Unter den Finken zeichnen sich die Gimpel durch besondere Eigenthümlichkeiten aus und zwar in so auffallender Weise, daß man sie keinesfalls den vorhergegangenen Verwandten ohne weitres anreihen darf.

Sie sind von kräftigem und gedrungnem Körperbau, mit dichtem und weichem Gefieder. Der runde Kopf ist verhältnißmäßig groß und hat einen kurzen, dicken, kolbig gerundeten und gewölbten Schnabel, der in einen kleinen Haken sich zuspitzt und am Grunde kurz beborstet ist; die sehr kleinen runden Nasenlöcher sind von den Stirnfederchen fast verdeckt. Die Flügel sind mittellang, ziemlich zugerundet und die zweite bis vierte Schwinge ist am längsten. Der Schwanz ist ziemlich breit und wenig ausgeschnitten. Die Füße sind kurz und stämmig mit mittellangen Zehen und schwachen, wenig gekrümmten Nägeln.
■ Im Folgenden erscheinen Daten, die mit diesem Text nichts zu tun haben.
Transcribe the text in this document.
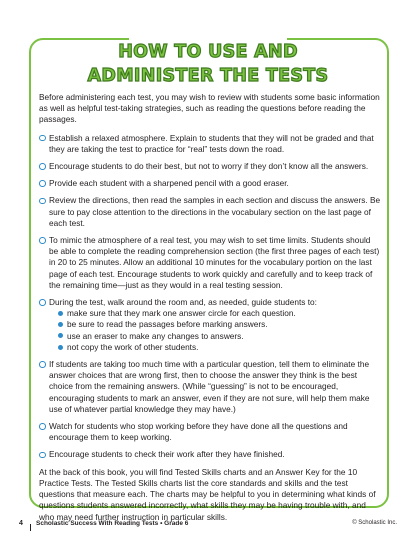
HOW TO USE AND
ADMINISTER THE TESTS

Before administering each test, you may wish to review with students some basic information as well as helpful test-taking strategies, such as reading the questions before reading the passages.

Establish a relaxed atmosphere. Explain to students that they will not be graded and that they are taking the test to practice for “real” tests down the road.
Encourage students to do their best, but not to worry if they don’t know all the answers.
Provide each student with a sharpened pencil with a good eraser.
Review the directions, then read the samples in each section and discuss the answers. Be sure to pay close attention to the directions in the vocabulary section on the last page of each test.
To mimic the atmosphere of a real test, you may wish to set time limits. Students should be able to complete the reading comprehension section (the first three pages of each test) in 20 to 25 minutes. Allow an additional 10 minutes for the vocabulary portion on the last page of each test. Encourage students to work quickly and carefully and to keep track of the remaining time—just as they would in a real testing session.
During the test, walk around the room and, as needed, guide students to:
make sure that they mark one answer circle for each question.
be sure to read the passages before marking answers.
use an eraser to make any changes to answers.
not copy the work of other students.
If students are taking too much time with a particular question, tell them to eliminate the answer choices that are wrong first, then to choose the answer they think is the best choice from the remaining answers. (While “guessing” is not to be encouraged, encouraging students to mark an answer, even if they are not sure, will help them make use of whatever partial knowledge they may have.)
Watch for students who stop working before they have done all the questions and encourage them to keep working.
Encourage students to check their work after they have finished.

At the back of this book, you will find Tested Skills charts and an Answer Key for the 10 Practice Tests. The Tested Skills charts list the core standards and skills and the test questions that measure each. The charts may be helpful to you in determining what kinds of questions students answered incorrectly, what skills they may be having trouble with, and who may need further instruction in particular skills.

4 Scholastic Success With Reading Tests • Grade 6	© Scholastic Inc.
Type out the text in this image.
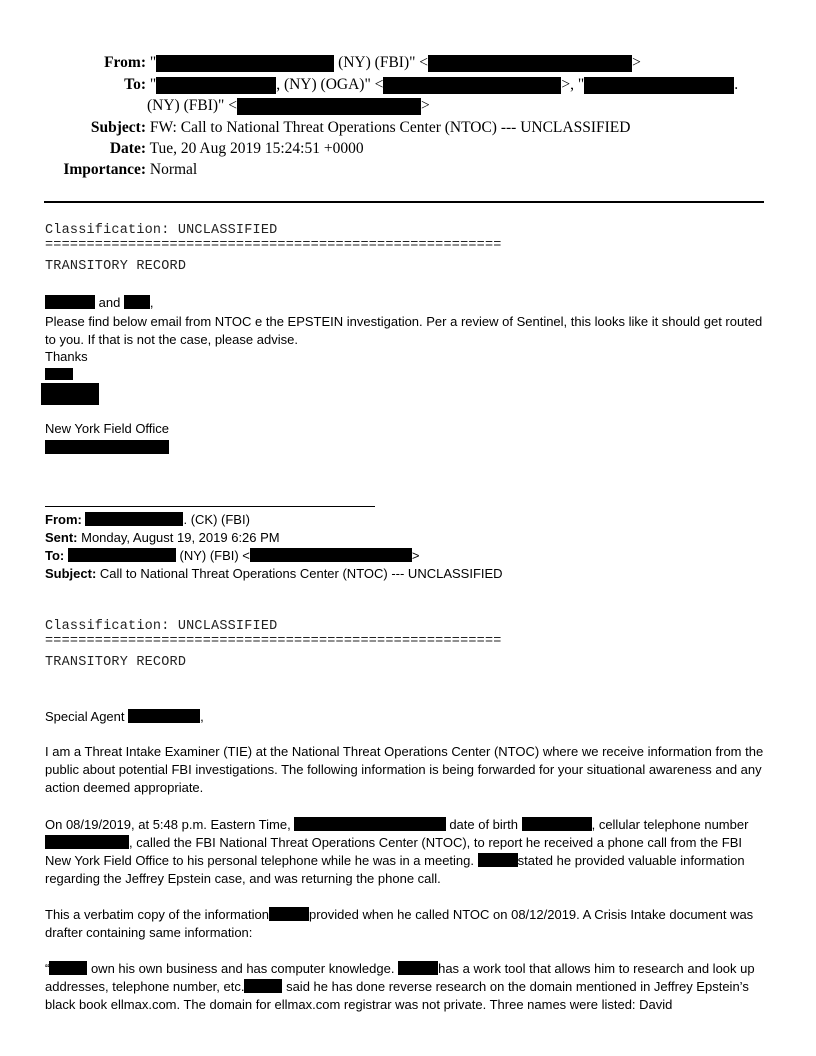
From: "	(NY) (FBI)" <	>
To: "	, (NY) (OGA)" <	>, "	.
(NY) (FBI)" <	>
Subject: FW: Call to National Threat Operations Center (NTOC) --- UNCLASSIFIED
Date: Tue, 20 Aug 2019 15:24:51 +0000
Importance: Normal
Classification: UNCLASSIFIED
=======================================================
TRANSITORY RECORD
and ,
Please find below email from NTOC e the EPSTEIN investigation. Per a review of Sentinel, this looks like it should get routed to you. If that is not the case, please advise.
Thanks
New York Field Office
From:	. (CK) (FBI)
Sent: Monday, August 19, 2019 6:26 PM
To:	(NY) (FBI) <	>
Subject: Call to National Threat Operations Center (NTOC) --- UNCLASSIFIED
Classification: UNCLASSIFIED
=======================================================
TRANSITORY RECORD
Special Agent	,
I am a Threat Intake Examiner (TIE) at the National Threat Operations Center (NTOC) where we receive information from the public about potential FBI investigations. The following information is being forwarded for your situational awareness and any action deemed appropriate.
On 08/19/2019, at 5:48 p.m. Eastern Time,	date of birth	, cellular telephone number
, called the FBI National Threat Operations Center (NTOC), to report he received a phone call from the FBI New York Field Office to his personal telephone while he was in a meeting.	stated he provided valuable information regarding the Jeffrey Epstein case, and was returning the phone call.
This a verbatim copy of the information	provided when he called NTOC on 08/12/2019. A Crisis Intake document was drafter containing same information:
“	own his own business and has computer knowledge.	has a work tool that allows him to research and look up addresses, telephone number, etc.	said he has done reverse research on the domain mentioned in Jeffrey Epstein’s black book ellmax.com. The domain for ellmax.com registrar was not private. Three names were listed: David
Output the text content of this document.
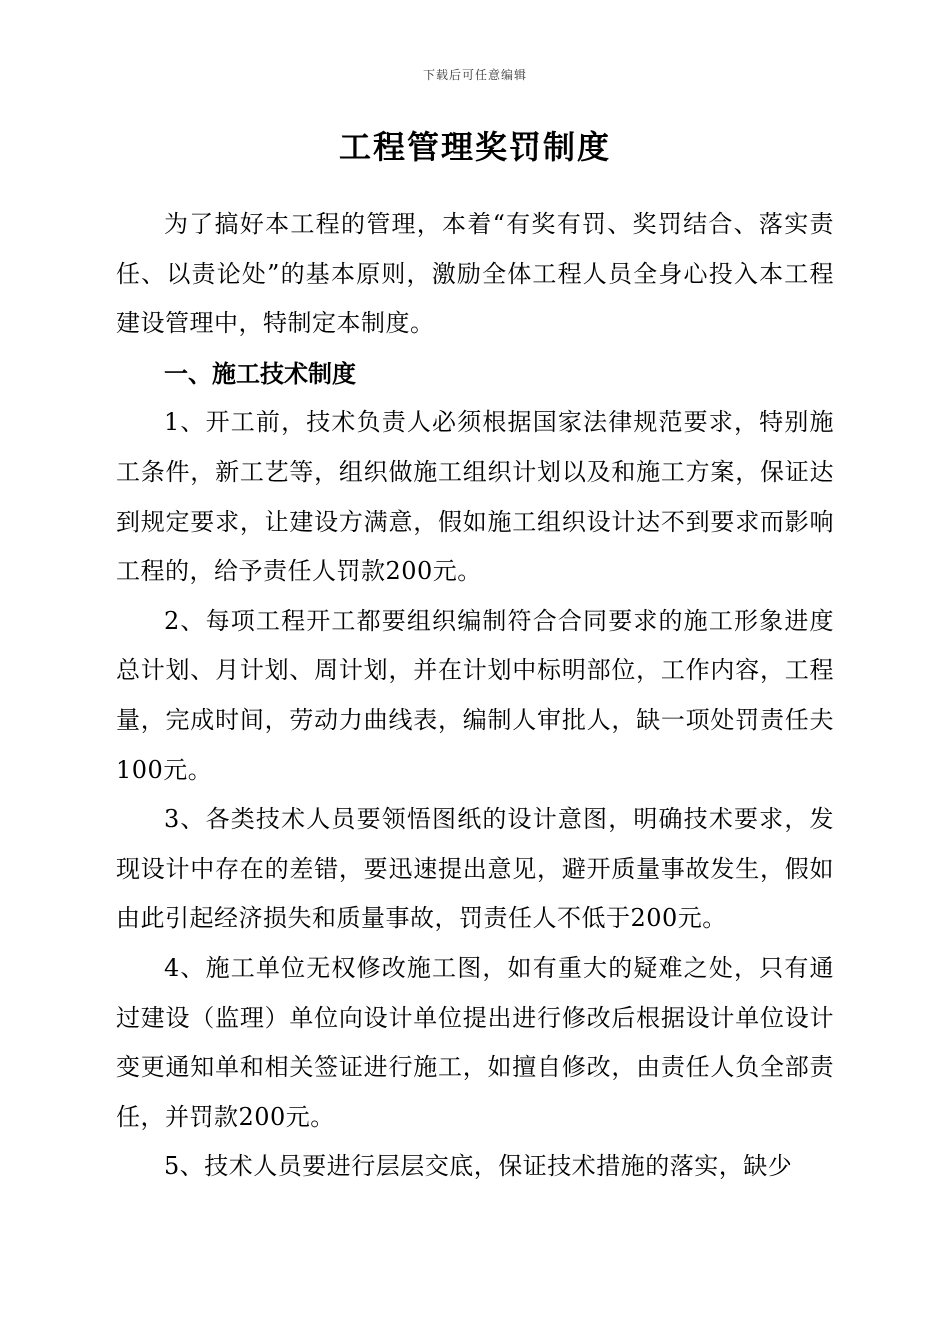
下载后可任意编辑
工程管理奖罚制度

为了搞好本工程的管理，本着“有奖有罚、奖罚结合、落实责任、以责论处”的基本原则，激励全体工程人员全身心投入本工程建设管理中，特制定本制度。

一、施工技术制度

1、开工前，技术负责人必须根据国家法律规范要求，特别施工条件，新工艺等，组织做施工组织计划以及和施工方案，保证达到规定要求，让建设方满意，假如施工组织设计达不到要求而影响工程的，给予责任人罚款200元。

2、每项工程开工都要组织编制符合合同要求的施工形象进度总计划、月计划、周计划，并在计划中标明部位，工作内容，工程量，完成时间，劳动力曲线表，编制人审批人，缺一项处罚责任夫100元。

3、各类技术人员要领悟图纸的设计意图，明确技术要求，发现设计中存在的差错，要迅速提出意见，避开质量事故发生，假如由此引起经济损失和质量事故，罚责任人不低于200元。

4、施工单位无权修改施工图，如有重大的疑难之处，只有通过建设（监理）单位向设计单位提出进行修改后根据设计单位设计变更通知单和相关签证进行施工，如擅自修改，由责任人负全部责任，并罚款200元。

5、技术人员要进行层层交底，保证技术措施的落实，缺少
Alle Gimpel sind schön gefärbt, die Weibchen schlichter. Allerlei Sämereien, Baumknospen und die Kerne von Beren bilden ihre Nahrung. In ganz Europa, Asien und Nordafrika leben sie als Zug- und Strichvögel und fast ausschließlich im Walde. Sie sind als Stubenvögel hoch geschätzt, manche um ihrer Schönheit, ihres sanften und liebenswürdigen Wesens, einige sodann um ihres vorzüglichen Gesangs und andere um ihrer bedeutenden Gelehrigkeit willen. Da die Verpflegung hier und da bei den einzelnen Gimpeln sich als abweichend zeigt, so muß ich näheres inbetreff derselben bei jeder Art angeben. Bedauerlicherweise verlieren alle Gimpel, gleich mehreren anderen Vögeln, das zarte, schöne, duftige Roth bereits in der ersten Mauser, und dann werden sie unscheinbar, wenn auch nicht unschön, gelbgrau und -braun. Luft-, Licht- und Fütterungsverhältnisse wirken hier erklärlicherweise bedeutsam ein; aber dieselben sind leider noch nicht eingehend genug erforscht und wir kennen bis jetzt weder die Ursachen ausreichend noch weniger haben wir schon einen sichern Weg vor uns, um das Schwinden der schönen rothen Farbe zu verhindern oder dieselbe wieder hervorzubringen. Wol hat man vorgeschlagen, diese Vögel vor und während der Mauser mit frischem, zartem. Grün von allerlei Nadelholz, also mit Tannen-, Fichten-, Kiefern- u. a. Schößlingen zu füttern, bis jetzt liegen aber noch keine Beweise eines befriedigenden Erfolgs vor.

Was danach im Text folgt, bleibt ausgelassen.